Devotion to Barbara is popular in various cultures and locations throughout the world. She is venerated in the Roman Catholic, Eastern Orthodox and Coptic Churches. In parts of Lebanon and Syria, Christian children observe her feast day as an equivalent to the western celebration of Halloween, wearing costumes and gathering to have parties and eat sweets. In the Afro–Cuban religion of Santeria, Saint Barbara is associated with the Yoruba Orisha Changó, a powerful warrior who has dominion over thunder and lightning. We will not concern ourselves with Changó here, since the focus is the Christian Saint Barbara and not her syncretic relationship to Changó. The associating however is worth mentioning since it inspired one of the most iconic, and I feel powerful and motivating, songs of popular Cuban music of the past century: Que Viva Changó, by Celina Gonzalez.

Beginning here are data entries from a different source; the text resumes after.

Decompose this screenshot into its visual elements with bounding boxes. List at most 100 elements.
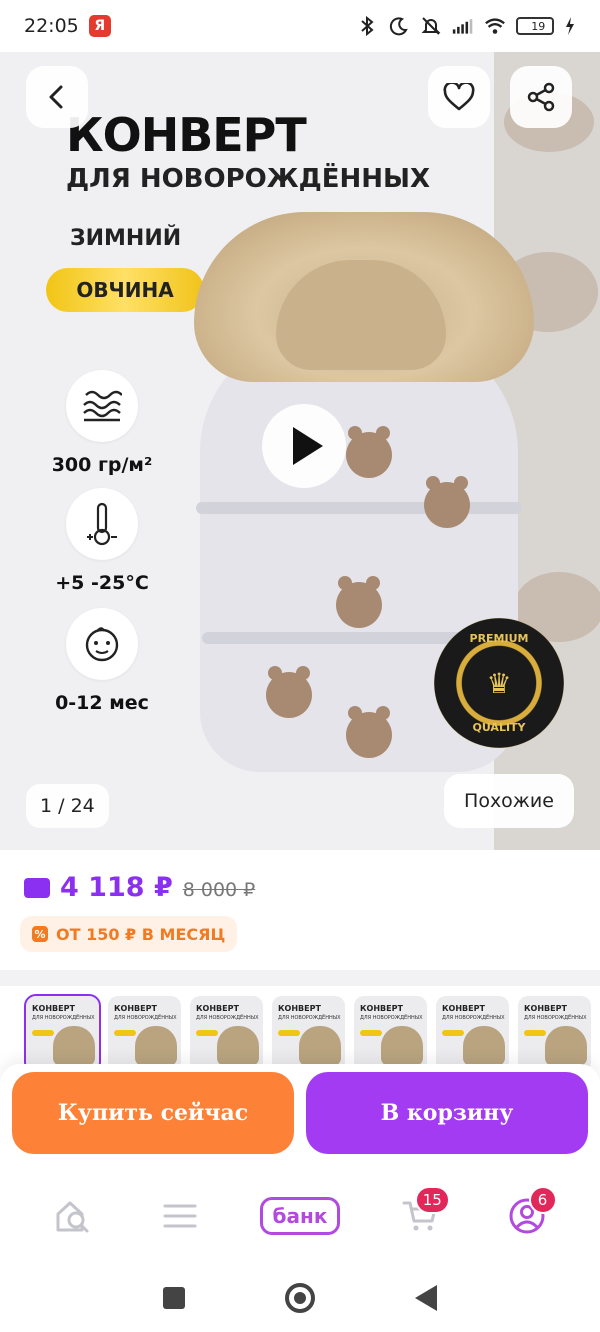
system-navigation-bar xyxy=(0,1264,600,1332)
wifi-icon xyxy=(484,15,506,37)
thumbnail-tag xyxy=(524,1030,546,1036)
variant-thumbnail[interactable]: КОНВЕРТ ДЛЯ НОВОРОЖДЁННЫХ xyxy=(108,996,181,1072)
thumbnail-subtitle: ДЛЯ НОВОРОЖДЁННЫХ xyxy=(32,1015,95,1021)
bear-print xyxy=(346,426,392,478)
variant-thumbnail[interactable]: КОНВЕРТ ДЛЯ НОВОРОЖДЁННЫХ xyxy=(272,996,345,1072)
badge-text-top: PREMIUM xyxy=(469,632,529,645)
variant-thumbnails: КОНВЕРТ ДЛЯ НОВОРОЖДЁННЫХ КОНВЕРТ ДЛЯ НОВОР… xyxy=(0,986,600,1076)
section-divider xyxy=(0,970,600,986)
crown-icon: ♛ xyxy=(486,666,512,700)
mute-icon xyxy=(420,15,442,37)
product-image-gallery[interactable]: КОНВЕРТ ДЛЯ НОВОРОЖДЁННЫХ ЗИМНИЙ ОВЧИНА … xyxy=(0,52,600,850)
current-price: 4 118 ₽ xyxy=(60,872,173,903)
installment-label: ОТ 150 ₽ В МЕСЯЦ xyxy=(56,924,226,944)
image-counter: 1 / 24 xyxy=(26,784,109,828)
variant-thumbnail[interactable]: КОНВЕРТ ДЛЯ НОВОРОЖДЁННЫХ xyxy=(24,994,101,1074)
favorite-button[interactable] xyxy=(428,66,490,128)
charging-icon xyxy=(564,15,576,37)
bluetooth-icon xyxy=(356,15,378,37)
thumbnail-subtitle: ДЛЯ НОВОРОЖДЁННЫХ xyxy=(196,1015,259,1021)
thumbnail-title: КОНВЕРТ xyxy=(524,1004,567,1013)
nav-catalog[interactable] xyxy=(148,1184,212,1248)
thermometer-icon xyxy=(66,488,138,560)
play-icon xyxy=(293,427,323,465)
thumbnail-subtitle: ДЛЯ НОВОРОЖДЁННЫХ xyxy=(114,1015,177,1021)
variant-thumbnail[interactable]: КОНВЕРТ ДЛЯ НОВОРОЖДЁННЫХ xyxy=(190,996,263,1072)
premium-quality-badge: PREMIUM ♛ QUALITY xyxy=(434,618,564,748)
thumbnail-tag xyxy=(32,1030,54,1036)
thumbnail-tag xyxy=(278,1030,300,1036)
spec-label: 300 гр/м² xyxy=(51,454,153,476)
variant-thumbnail[interactable]: КОНВЕРТ ДЛЯ НОВОРОЖДЁННЫХ xyxy=(436,996,509,1072)
play-video-button[interactable] xyxy=(262,404,346,488)
bear-print xyxy=(346,706,392,758)
variant-thumbnail[interactable]: КОНВЕРТ ДЛЯ НОВОРОЖДЁННЫХ xyxy=(354,996,427,1072)
chevron-left-icon xyxy=(49,85,63,109)
yandex-app-icon: Я xyxy=(88,15,111,37)
share-icon xyxy=(527,82,555,112)
similar-products-button[interactable]: Похожие xyxy=(444,774,574,828)
back-system-button[interactable] xyxy=(415,1285,437,1311)
thumbnail-title: КОНВЕРТ xyxy=(360,1004,403,1013)
thumbnail-title: КОНВЕРТ xyxy=(442,1004,485,1013)
buy-now-button[interactable]: Купить сейчас xyxy=(12,1072,294,1154)
bottom-navigation: банк 15 6 xyxy=(0,1168,600,1264)
home-search-icon xyxy=(56,1201,89,1233)
spec-temperature: +5 -25°C xyxy=(46,488,158,594)
thumbnail-subtitle: ДЛЯ НОВОРОЖДЁННЫХ xyxy=(442,1015,505,1021)
share-button[interactable] xyxy=(510,66,572,128)
nav-cart[interactable]: 15 xyxy=(388,1184,452,1248)
nav-bank[interactable]: банк xyxy=(255,1184,345,1248)
nav-home[interactable] xyxy=(41,1184,105,1248)
thumbnail-product-image xyxy=(381,1026,423,1066)
thumbnail-tag xyxy=(196,1030,218,1036)
signal-icon xyxy=(452,15,474,37)
spec-age: 0-12 мес xyxy=(46,608,158,714)
thumbnail-product-image xyxy=(463,1026,505,1066)
recent-apps-button[interactable] xyxy=(163,1287,185,1309)
bear-print xyxy=(336,576,382,628)
status-icons: 19 xyxy=(356,15,576,37)
thumbnail-tag xyxy=(114,1030,136,1036)
status-bar: 22:05 Я 19 xyxy=(0,0,600,52)
product-banner-title: КОНВЕРТ xyxy=(66,108,307,162)
envelope-band xyxy=(196,502,522,514)
product-banner-subtitle: ДЛЯ НОВОРОЖДЁННЫХ xyxy=(66,164,431,194)
percent-shield-icon: % xyxy=(32,926,48,942)
cart-count-badge: 15 xyxy=(414,1186,450,1214)
thumbnail-product-image xyxy=(53,1026,95,1066)
back-button[interactable] xyxy=(26,66,88,128)
moon-icon xyxy=(388,15,410,37)
bank-label: банк xyxy=(259,1197,341,1235)
wallet-icon xyxy=(24,878,50,898)
thumbnail-product-image xyxy=(135,1026,177,1066)
installment-badge[interactable]: % ОТ 150 ₽ В МЕСЯЦ xyxy=(20,916,238,952)
purchase-actions: Купить сейчас В корзину xyxy=(0,1064,600,1168)
home-button[interactable] xyxy=(285,1283,315,1313)
product-season-label: ЗИМНИЙ xyxy=(70,226,182,251)
thumbnail-product-image xyxy=(299,1026,341,1066)
nav-profile[interactable]: 6 xyxy=(495,1184,559,1248)
thumbnail-tag xyxy=(360,1030,382,1036)
thumbnail-product-image xyxy=(545,1026,587,1066)
battery-icon: 19 xyxy=(516,17,554,35)
spec-density: 300 гр/м² xyxy=(46,370,158,476)
thumbnail-product-image xyxy=(217,1026,259,1066)
thumbnail-title: КОНВЕРТ xyxy=(278,1004,321,1013)
status-time: 22:05 xyxy=(24,15,79,37)
thumbnail-title: КОНВЕРТ xyxy=(196,1004,239,1013)
battery-level: 19 xyxy=(531,19,546,33)
add-to-cart-button[interactable]: В корзину xyxy=(306,1072,588,1154)
badge-text-bottom: QUALITY xyxy=(472,721,526,734)
thumbnail-tag xyxy=(442,1030,464,1036)
variant-thumbnail[interactable]: КОНВЕРТ ДЛЯ НОВОРОЖДЁННЫХ xyxy=(518,996,591,1072)
bear-print xyxy=(424,476,470,528)
thumbnail-subtitle: ДЛЯ НОВОРОЖДЁННЫХ xyxy=(524,1015,587,1021)
thumbnail-title: КОНВЕРТ xyxy=(32,1004,75,1013)
spec-label: +5 -25°C xyxy=(55,572,149,594)
price-section: 4 118 ₽ 8 000 ₽ % ОТ 150 ₽ В МЕСЯЦ xyxy=(0,850,600,970)
bear-print xyxy=(266,666,312,718)
price-row: 4 118 ₽ 8 000 ₽ xyxy=(24,872,255,903)
profile-count-badge: 6 xyxy=(528,1186,557,1214)
heart-icon xyxy=(443,83,475,111)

According to Celina herself, when she was newly married, in the late 1940’s, she was cleaning her modest country home, and out of nowhere Saint Barbara appeared and stood in her kitchen. Celina fell to her knees and promised the saint that she would compose a song in her honor. Celina Gonzalez in a known practitioner of Santeria, but other than the refrain “Que viva Changó,” “Long Live Chango,” the lyrics to the song are clearly about Saint Barbara.
Celina sings in Spanish, “Blessed Saint Barbara, my lyre rise for you, we become inspired to sing and compose in front of your beautiful image. Venerated and pure virgin, Blessed Saint Barbara, you stand with your chalice and most holy sword.” In the end, she promises,
“haré que tu nombre suba, en el nombre de mi Cuba este saludo de envío,”

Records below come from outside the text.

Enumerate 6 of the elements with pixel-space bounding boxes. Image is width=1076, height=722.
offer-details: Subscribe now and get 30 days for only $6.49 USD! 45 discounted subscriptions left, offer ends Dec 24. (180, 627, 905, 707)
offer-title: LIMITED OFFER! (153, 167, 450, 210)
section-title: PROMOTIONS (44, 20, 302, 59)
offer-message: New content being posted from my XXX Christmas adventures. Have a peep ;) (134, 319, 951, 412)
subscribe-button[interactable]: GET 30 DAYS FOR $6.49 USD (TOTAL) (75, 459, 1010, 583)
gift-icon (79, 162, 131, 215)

“I will make your name rise up, in the name of my Cuba and I send you this greeting.”
After recording and releasing this song, Celina shot to unprecedented levels of fame and instantly become an icon of Cuban culture. Curiously, Celia Cruz, another amazingly talented singer, mentions Saint Barbara in her song La Dicha Mía, saying,
“Santa Bárbara bendita, de mi suerte eres dueña,”
“Blessed Saint Barbara you are the mistress of my luck.”
These two examples are proof to me of how this miraculous saint blesses and protects those who are devoted to her.
Saint Barbara is often invoked in matters of protection and to overcome difficult situations, as she is a fierce warrior for God, firm in her faith. She is part of a special group of saints known as the Fourteen Holy Helpers, popular since the 1300’s and invoked against illness, sudden death and death without receiving the last rites. In more modern times, especially in Voodoo and Hoodoo circles, she is invoked in love rituals because she is filled with passion and zeal, qualities desired in a lover. In any case, there is no denying that she protective of those devoted to her. I encourage those reading this blog to include Saint Barbara in their prayers. It never hurts to have a powerful and protective saint on your side!
I hope you have enjoyed learning about Saint Barbara. If you decide to seek the help of this miraculous saint, please share your experiences with me. I will come back later this month with some ideas about what services you can perform at the end of the month to bring luck in the New Year. Until then, I wish you peace, love and the sweetest of blessings!